Question

if x+1/x=3,find x^2+1/x^2​

Answer 1

Given that,

    x + 1/x = 3

We have to find,

    x² + 1/x²

So, step - by - step procedure is given below.

→  Square both the sides of the given equation.

    (x + 1/x)² = 3²

⇒  x²  +  2 · x · 1/x  +  (1/x)²  =  9

⇒  x² + 2 + 1/x²  =  9

→  Subtract 2 from both sides of the equation obtained.
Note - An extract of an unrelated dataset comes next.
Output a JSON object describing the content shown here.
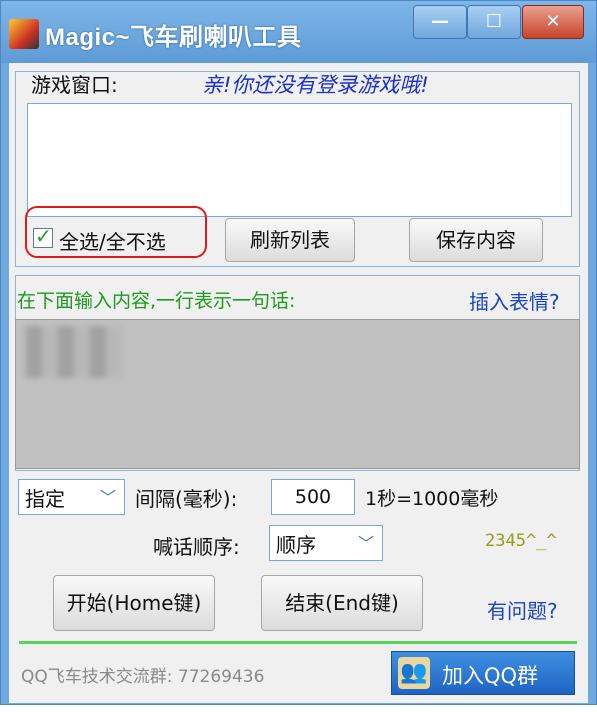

    x² + 2 + 1/x² - 2  =  9 - 2

⇒  x² + 1/x²  =  7

Thus we get the answer!

It is none other than 7.

For such questions, we can use a simple formula derived from this procedure.

$\large\textsf{If\ \ x+\dfrac{1}{x}=k, \ \ then\ \ x^2+\dfrac{1}{x^2}=k^2-2. }$

So, here,  k = 3.

Hence the answer will be  k² - 2 = 3² - 2 = 9 - 2 = 7.

Answer 2

$\mathfrak{\large{\underline{\underline{Answer:-}}}}$

$\large{\boxed{ \tt {x}^{2} + \dfrac{1}{ {x}^{2} } = 7}}$

$\mathfrak{\large{\underline{\underline{Explanation-}}}}$

Given :- $\sf x + \dfrac{1}{x} = 3$

To find :- $\sf x^2 + \dfrac{1}{x^2}$

Solution :-

$\tt x + \dfrac{1}{x} = 3$

Squaring on both sides

$\tt (x + \dfrac{1}{x})^{2} = {(3)}^{2}$

We know that (x + y)² = x² + y² + 2xy

Here x = x, y = 1/x

By substituting the values in the identity we have

$\tt {x}^{2} + (\dfrac{1}{x})^{2} + 2(x)( \dfrac{1}{x}) = 9$

$\tt {x}^{2} + \dfrac{1}{ {x}^{2} } + 2 = 9$

$\tt {x}^{2} + \dfrac{1}{ {x}^{2} } = 9 - 2$

$\tt {x}^{2} + \dfrac{1}{ {x}^{2} } = 7$

$\Huge{\boxed{ \tt {x}^{2} + \dfrac{1}{ {x}^{2} } = 7}}$